Ślinicie się do Rosji, wchodzicie w tyłek czcicielom Stalina, Janukowyczowi, byłej KPU i wszystko jest OK. Tylko Bandera razi Wasze uczucia? Portrety Stalina już nie? Pomniki Lenina już nie?
Jarema
29 października 2017 o 16:27Jak widać obecność na stronie z wizerunkiem zbrodniarza Bandery nie wychodzi panu na korzyść, bo poziom komentarzy coraz bardziej niższy.
Tak, dokładnie o to mi chodzi, aby nie rozpowszechniać kłamliwych treści o UPA, w których kwestionowana jest na różne sposoby przez współczesne pro-banderowskie środowiska i osoby odpowiedzialność tych formacji za ludobójstwo na ponad 100 tys. Polaków. Metody są różne, np. manipulowanie faktami, przeinaczanie faktów, wyolbrzymianie przewin, zmyślanie przyczyn ludobójstwa, itp.
Niezgodnemu z prawdą wątku o ślinieniu się do Rosji skomentuje pytanie.
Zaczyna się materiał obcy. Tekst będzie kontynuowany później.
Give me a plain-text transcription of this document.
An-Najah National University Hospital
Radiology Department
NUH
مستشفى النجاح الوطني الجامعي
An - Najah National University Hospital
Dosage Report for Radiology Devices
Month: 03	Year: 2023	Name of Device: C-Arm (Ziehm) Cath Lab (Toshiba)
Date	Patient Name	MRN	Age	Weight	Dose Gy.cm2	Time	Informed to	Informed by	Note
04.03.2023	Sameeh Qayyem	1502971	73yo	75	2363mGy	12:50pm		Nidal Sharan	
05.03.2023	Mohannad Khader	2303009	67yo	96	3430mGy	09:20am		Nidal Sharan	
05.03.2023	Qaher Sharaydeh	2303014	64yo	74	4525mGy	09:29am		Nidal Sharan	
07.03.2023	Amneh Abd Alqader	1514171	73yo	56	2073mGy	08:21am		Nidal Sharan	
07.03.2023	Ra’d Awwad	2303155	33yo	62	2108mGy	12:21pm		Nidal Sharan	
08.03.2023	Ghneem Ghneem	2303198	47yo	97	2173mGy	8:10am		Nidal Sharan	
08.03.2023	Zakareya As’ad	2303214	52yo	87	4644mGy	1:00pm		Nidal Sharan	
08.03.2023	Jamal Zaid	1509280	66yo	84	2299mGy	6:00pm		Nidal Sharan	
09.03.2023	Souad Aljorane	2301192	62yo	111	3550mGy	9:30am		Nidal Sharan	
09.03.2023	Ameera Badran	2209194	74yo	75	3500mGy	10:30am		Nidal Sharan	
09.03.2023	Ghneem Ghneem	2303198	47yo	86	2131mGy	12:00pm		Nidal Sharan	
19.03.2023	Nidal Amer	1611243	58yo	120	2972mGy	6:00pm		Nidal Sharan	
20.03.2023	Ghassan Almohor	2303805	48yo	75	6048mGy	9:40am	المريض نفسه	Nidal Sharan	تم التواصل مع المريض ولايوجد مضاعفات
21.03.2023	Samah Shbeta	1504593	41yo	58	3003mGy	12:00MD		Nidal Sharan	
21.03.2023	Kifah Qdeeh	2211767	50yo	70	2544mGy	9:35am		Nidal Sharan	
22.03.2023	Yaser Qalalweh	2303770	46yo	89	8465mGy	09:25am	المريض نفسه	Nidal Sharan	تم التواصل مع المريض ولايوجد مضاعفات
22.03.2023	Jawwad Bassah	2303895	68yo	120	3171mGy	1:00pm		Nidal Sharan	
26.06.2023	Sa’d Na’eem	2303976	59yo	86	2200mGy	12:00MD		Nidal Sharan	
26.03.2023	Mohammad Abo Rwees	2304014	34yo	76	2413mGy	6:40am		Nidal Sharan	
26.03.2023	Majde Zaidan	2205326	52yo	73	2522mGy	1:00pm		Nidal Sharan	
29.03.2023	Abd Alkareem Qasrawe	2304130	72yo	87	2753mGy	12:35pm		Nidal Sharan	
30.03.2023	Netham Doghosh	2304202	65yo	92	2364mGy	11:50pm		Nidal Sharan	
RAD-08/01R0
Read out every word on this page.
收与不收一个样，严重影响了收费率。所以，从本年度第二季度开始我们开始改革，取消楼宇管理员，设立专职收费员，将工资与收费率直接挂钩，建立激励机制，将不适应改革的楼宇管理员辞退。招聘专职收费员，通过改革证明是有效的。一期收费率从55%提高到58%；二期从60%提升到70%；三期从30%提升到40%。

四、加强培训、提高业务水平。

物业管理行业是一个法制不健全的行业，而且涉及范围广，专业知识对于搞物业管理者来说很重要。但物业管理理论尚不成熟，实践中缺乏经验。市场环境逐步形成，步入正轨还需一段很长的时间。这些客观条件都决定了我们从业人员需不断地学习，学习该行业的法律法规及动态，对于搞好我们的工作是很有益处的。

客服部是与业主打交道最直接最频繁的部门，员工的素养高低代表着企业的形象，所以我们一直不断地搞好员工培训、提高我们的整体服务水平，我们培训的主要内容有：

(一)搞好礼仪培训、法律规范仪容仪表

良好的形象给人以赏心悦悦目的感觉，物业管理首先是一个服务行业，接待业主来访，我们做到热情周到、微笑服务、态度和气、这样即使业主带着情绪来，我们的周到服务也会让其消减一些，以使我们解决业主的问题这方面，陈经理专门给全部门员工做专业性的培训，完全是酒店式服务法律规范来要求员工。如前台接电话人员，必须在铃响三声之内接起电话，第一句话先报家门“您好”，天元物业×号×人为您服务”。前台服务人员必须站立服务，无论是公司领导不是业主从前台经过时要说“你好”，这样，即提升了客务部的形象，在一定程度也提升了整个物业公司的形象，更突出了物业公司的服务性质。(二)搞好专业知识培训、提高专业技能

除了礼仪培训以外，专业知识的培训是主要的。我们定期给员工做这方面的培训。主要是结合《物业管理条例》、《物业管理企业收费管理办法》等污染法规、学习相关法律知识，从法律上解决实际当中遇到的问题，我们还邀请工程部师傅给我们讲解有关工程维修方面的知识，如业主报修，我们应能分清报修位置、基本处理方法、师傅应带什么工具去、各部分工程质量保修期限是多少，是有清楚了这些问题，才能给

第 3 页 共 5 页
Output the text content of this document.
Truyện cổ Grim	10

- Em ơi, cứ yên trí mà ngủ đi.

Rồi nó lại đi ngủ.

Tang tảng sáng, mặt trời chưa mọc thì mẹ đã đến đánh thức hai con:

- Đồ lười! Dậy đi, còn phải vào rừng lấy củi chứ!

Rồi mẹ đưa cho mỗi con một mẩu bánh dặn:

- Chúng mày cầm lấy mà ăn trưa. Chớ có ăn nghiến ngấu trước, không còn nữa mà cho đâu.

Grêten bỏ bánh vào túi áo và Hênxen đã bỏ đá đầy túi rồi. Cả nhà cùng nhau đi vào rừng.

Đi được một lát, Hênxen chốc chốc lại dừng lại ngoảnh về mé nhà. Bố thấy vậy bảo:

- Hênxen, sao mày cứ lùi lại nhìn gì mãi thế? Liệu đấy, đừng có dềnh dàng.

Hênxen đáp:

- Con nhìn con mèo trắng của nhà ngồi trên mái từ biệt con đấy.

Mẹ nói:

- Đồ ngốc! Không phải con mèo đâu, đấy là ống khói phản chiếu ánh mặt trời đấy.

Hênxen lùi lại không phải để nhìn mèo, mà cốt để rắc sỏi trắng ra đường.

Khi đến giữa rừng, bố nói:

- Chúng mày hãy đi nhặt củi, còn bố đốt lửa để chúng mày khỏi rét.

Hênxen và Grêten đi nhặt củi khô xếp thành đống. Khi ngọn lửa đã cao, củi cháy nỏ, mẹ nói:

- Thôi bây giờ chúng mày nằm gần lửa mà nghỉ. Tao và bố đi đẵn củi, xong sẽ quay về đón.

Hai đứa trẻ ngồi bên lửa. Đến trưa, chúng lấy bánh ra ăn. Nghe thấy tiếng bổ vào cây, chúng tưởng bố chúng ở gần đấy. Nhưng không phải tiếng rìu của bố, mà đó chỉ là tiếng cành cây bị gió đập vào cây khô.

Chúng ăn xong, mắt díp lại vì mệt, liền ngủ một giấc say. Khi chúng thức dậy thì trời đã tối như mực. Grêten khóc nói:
Proszę zacytować fragment mojego postu potwierdzający ten gołosłowny zarzut.
Basia
29 października 2017 o 08:14Kresy24 stały się ostatnio polskojęzycznym biuletynem banderowców. Szkoda, kiedyś to był porządny portal, który zawsze warto było poczytać.
Paweł Bohdanowicz
29 października 2017 o 10:50Ciekawa aktualność. Przyda się może na poniedziałkowy ranek.
http://sarmatia.net/2017/weterani-rozpoczeli-blokade-biznesow-poroszenki/
Licht
29 października 2017 o 11:55Kresy24 to ciekawy portal.